Quebrou as regras e sobreviveu

Até onde consegue se lembrar, sempre estiveram lá para determinar o limite do certo ao errado, do que pode e do que é proibido. Até onde consegue se lembrar, eram simples, como ir pra cama às 10 da noite, ou só brincar depois de estudar. Depois foram ficando mais sérias e de mais responsabilidade, como não ficar de recuperação no colégio, manter notas acima da média, sair da casa do namorado antes das 10 da noite. E aí, é claro, naturalmente com o tempo, tornaram-se ainda mais severas, como parar o carro antes da faixa quando aprendeu a dirigir, acordar antes das 7 pra dar tempo de lavar o cabelo e não chegar atrasada no trabalho quando conseguiu seu primeiro emprego.

Regras.
Como poderia viver sem elas?

Não é porque sua vida tinha tomado aquele rumo, simplesmente não se via vivendo sem elas. E com elas aprender a ter disciplina, a se fazer respeitada, a fazer a coisa certa. Tudo muito simples na teoria. Só que no mundo real, não há regras que esclareçam no meio de toda a conturbação, que é crescer e viver neste mundo apressado, o surgimento de vícios, sentimentos incertos e turbulentos que possam por a perder tudo que esforçou-se pra conquistar. Não há regras nem livros nem cursos explicando sexto sentido, experiência de vida ou métodos para detectar um mau pressentimento que sejam realmente efetivos... há?
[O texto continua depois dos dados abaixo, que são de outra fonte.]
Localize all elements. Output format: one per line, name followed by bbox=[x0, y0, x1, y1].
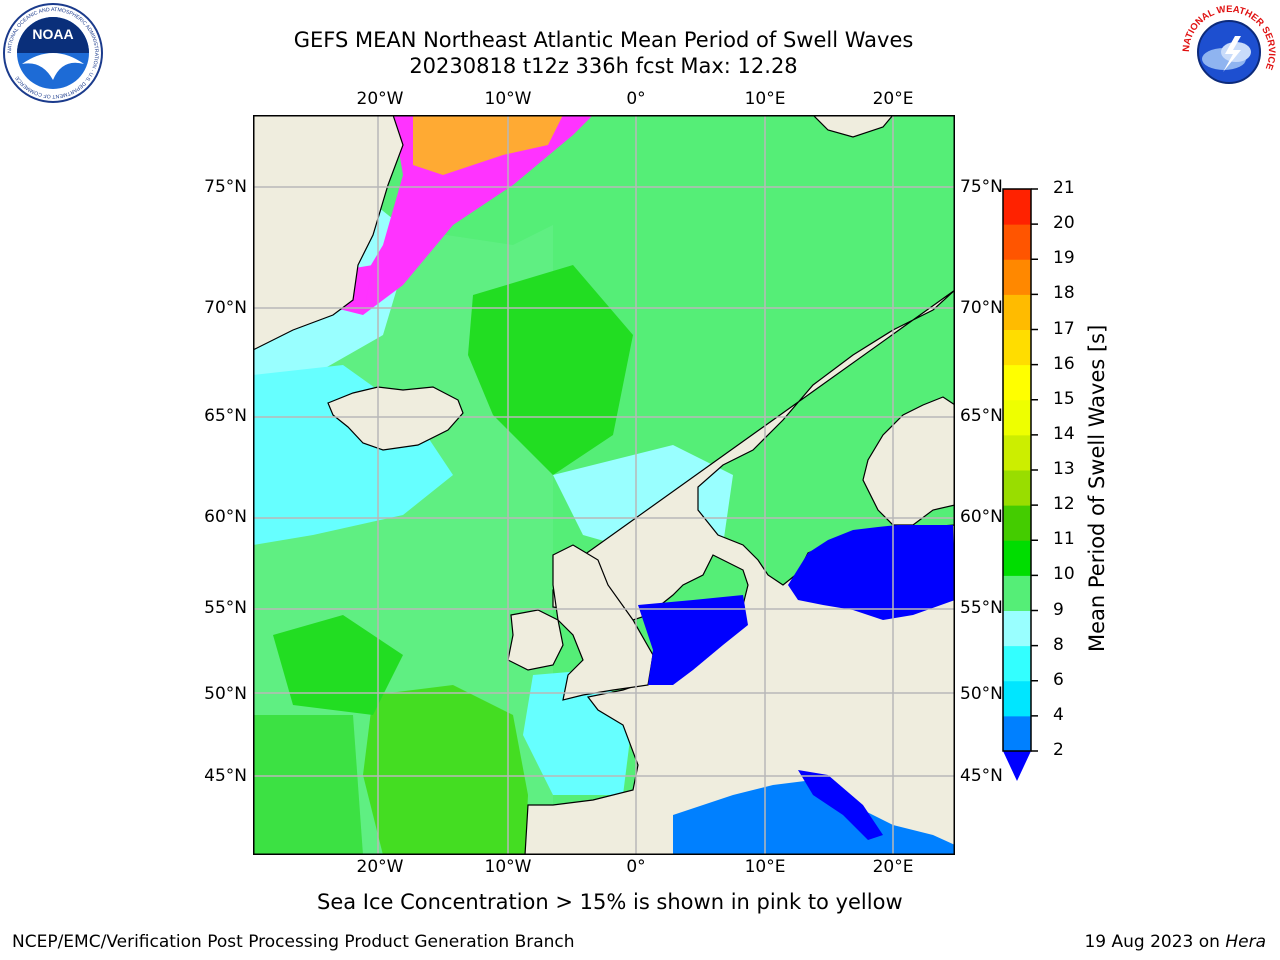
grid-lines bbox=[253, 115, 955, 855]
colorbar-tick-label: 15 bbox=[1053, 388, 1075, 409]
colorbar-tick-label: 9 bbox=[1053, 599, 1064, 620]
noaa-logo-text: NOAA bbox=[32, 26, 73, 42]
colorbar-segment bbox=[1003, 680, 1031, 717]
colorbar-tick-label: 11 bbox=[1053, 529, 1075, 550]
lat-label-right-4: 55°N bbox=[960, 598, 1003, 618]
lon-label-bottom-2: 0° bbox=[626, 857, 646, 877]
colorbar-tick-label: 6 bbox=[1053, 669, 1064, 690]
colorbar-segment bbox=[1003, 715, 1031, 752]
lat-label-left-6: 45°N bbox=[204, 766, 247, 786]
colorbar-tick-label: 10 bbox=[1053, 564, 1075, 585]
colorbar-title: Mean Period of Swell Waves [s] bbox=[1085, 324, 1109, 652]
colorbar-tick-label: 16 bbox=[1053, 353, 1075, 374]
colorbar-tick-label: 13 bbox=[1053, 459, 1075, 479]
lon-label-bottom-4: 20°E bbox=[872, 857, 914, 877]
colorbar-tick-label: 17 bbox=[1053, 318, 1075, 339]
colorbar-tick-label: 21 bbox=[1053, 178, 1075, 198]
colorbar-ticks bbox=[1031, 188, 1038, 752]
colorbar bbox=[1002, 188, 1038, 781]
colorbar-segment bbox=[1003, 645, 1031, 682]
colorbar-segment bbox=[1003, 294, 1031, 330]
colorbar-segment bbox=[1003, 540, 1031, 576]
colorbar-segment bbox=[1003, 189, 1031, 225]
lat-label-left-3: 60°N bbox=[204, 507, 247, 527]
swell-blue-adriatic bbox=[798, 770, 883, 840]
chart-title-line2: 20230818 t12z 336h fcst Max: 12.28 bbox=[409, 54, 798, 78]
lat-label-left-1: 70°N bbox=[204, 298, 247, 318]
lat-label-right-6: 45°N bbox=[960, 766, 1003, 786]
colorbar-tick-label: 20 bbox=[1053, 213, 1075, 234]
swell-green-west bbox=[273, 615, 403, 715]
map-frame bbox=[253, 115, 955, 855]
colorbar-tick-label: 8 bbox=[1053, 634, 1064, 655]
lat-label-left-5: 50°N bbox=[204, 684, 247, 704]
colorbar-segment bbox=[1003, 329, 1031, 366]
swell-blue-mediterranean bbox=[673, 780, 955, 855]
lon-label-top-1: 10°W bbox=[484, 89, 532, 109]
colorbar-segment bbox=[1003, 224, 1031, 260]
footer-date: 19 Aug 2023 on Hera bbox=[1084, 932, 1266, 952]
lat-label-right-5: 50°N bbox=[960, 684, 1003, 704]
lon-label-top-0: 20°W bbox=[356, 89, 404, 109]
colorbar-segment bbox=[1003, 610, 1031, 647]
lat-label-right-3: 60°N bbox=[960, 507, 1003, 527]
land-iceland bbox=[327, 386, 464, 451]
colorbar-segment bbox=[1003, 364, 1031, 401]
lon-label-top-2: 0° bbox=[626, 89, 646, 109]
colorbar-tick-label: 12 bbox=[1053, 494, 1075, 515]
lon-label-top-4: 20°E bbox=[872, 89, 914, 109]
lat-label-right-2: 65°N bbox=[960, 406, 1003, 426]
sea-ice-caption: Sea Ice Concentration > 15% is shown in … bbox=[317, 890, 903, 914]
lat-label-left-4: 55°N bbox=[204, 598, 247, 618]
footer-host: Hera bbox=[1225, 932, 1266, 952]
land-svalbard bbox=[812, 115, 894, 138]
swell-green-high-period bbox=[363, 685, 528, 855]
lat-label-left-2: 65°N bbox=[204, 406, 247, 426]
colorbar-segment bbox=[1003, 399, 1031, 436]
lon-label-bottom-3: 10°E bbox=[744, 857, 786, 877]
colorbar-segment bbox=[1003, 505, 1031, 541]
map-plot bbox=[253, 115, 955, 855]
nws-logo: NATIONAL WEATHER SERVICE bbox=[1181, 4, 1277, 100]
noaa-logo: NOAA NATIONAL OCEANIC AND ATMOSPHERIC AD… bbox=[3, 3, 103, 103]
lat-label-right-0: 75°N bbox=[960, 177, 1003, 197]
colorbar-tick-label: 14 bbox=[1053, 423, 1075, 444]
colorbar-tick-label: 2 bbox=[1053, 740, 1064, 760]
swell-green-south bbox=[253, 715, 363, 855]
colorbar-segment bbox=[1003, 259, 1031, 295]
swell-blue-north-sea bbox=[638, 595, 748, 685]
land-ireland bbox=[507, 609, 564, 671]
swell-blue-baltic bbox=[788, 525, 955, 620]
colorbar-tick-label: 18 bbox=[1053, 283, 1075, 304]
lon-label-bottom-1: 10°W bbox=[484, 857, 532, 877]
colorbar-segment bbox=[1003, 575, 1031, 611]
footer-credit: NCEP/EMC/Verification Post Processing Pr… bbox=[12, 932, 575, 952]
land-greenland bbox=[253, 115, 404, 351]
land-scandinavia-europe bbox=[524, 289, 955, 855]
lon-label-top-3: 10°E bbox=[744, 89, 786, 109]
sea-ice-core bbox=[413, 115, 563, 175]
footer-date-text: 19 Aug 2023 on bbox=[1084, 932, 1226, 952]
swell-green-open-ocean bbox=[468, 265, 633, 475]
chart-title-line1: GEFS MEAN Northeast Atlantic Mean Period… bbox=[293, 28, 914, 52]
colorbar-tick-label: 4 bbox=[1053, 704, 1064, 725]
lon-label-bottom-0: 20°W bbox=[356, 857, 404, 877]
colorbar-segment bbox=[1003, 434, 1031, 471]
colorbar-tick-label: 19 bbox=[1053, 248, 1075, 269]
lat-label-left-0: 75°N bbox=[204, 177, 247, 197]
lat-label-right-1: 70°N bbox=[960, 298, 1003, 318]
colorbar-segments bbox=[1003, 189, 1031, 752]
colorbar-extend-triangle bbox=[1003, 751, 1031, 781]
colorbar-segment bbox=[1003, 470, 1031, 506]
Pronto. Aí vieram os dias que quebrou as regras para sobreviver, quando ignorou conflitos internos, fechou os olhos e passou por cima de medos e desconfianças e encarou o fato de que a melhor forma de entender era vivendo. No mínimo, um desafio. Se viu rodeada de estranhos e situações estranhas, onde regras não se aplicavam, e descobriu por si como atravessá-las. 


Vestiu camiseta de banda, fez tatuagens, piercings na orelha, no rariz e na língua e foi a shows de rock. No outro dia, se equilibrou em saltos de cores combinando com o cinto, escovou e pintou o cabelo de loiro e comprou bolsas e perfumes caros no shopping. Se jogou no mar, dançou noites inteiras, conversou com estranhos, sorriu pro mundo, deu 10 reais ao malabarista do semáforo, passou 10 horas na internet, olhou as pessoas a seu redor, fez cirurgia plástica, estudou grego, dormiu 19 horas, pagou para ver, se pôs a risco e sentiu na própria pele a dor e o prazer de testá-las, as regras. Admitiu, finalmente, que em algumas situações, não se reconheceu. Em outras, foi tão melhor poder se conhecer mais, e poder se abrir ao que não era igual a ela, e descobrir o que era ela ali, instinto, talvez, afinal o que era igual a ela? Sair um bocadinho das suas regras, aquelas que conhecia, que a formaram, conhecer o lado de fora do seu mundo, da sua zona de conforto, mesmo que pudesse lhe causar dor e a fizesse querer voltar pro seu mundo, pro que conhecia e sempre conheceu até então, como um conforto que lhe transmitisse segurança e não a vulnerabilidade. Há um mundo, há um mundo lá fora e ela não podia viver sem saber o que acontece lá.

Tomou os riscos e arcou com as consequencias. Saiu do curso, do fluxo, não tinha mais volta, estava feito, tinha quebrado as regras. Viu realidades tão cruéis e quis voltar, teve medo e estava só. Não demorou e, felizmente, percebeu que sem isto não teria conseguido. Que essa busca por respostas, pelo desconhecido, pelo que está por trás das regras, do que uns e outros dizem ou pensam, pelo sabor próprio do conhecimento e da experiência de vida era o que a mantinha em pé. Pelo menos estava vivendo, conhecendo, estava quebrando as regras, estava sobrevivendo.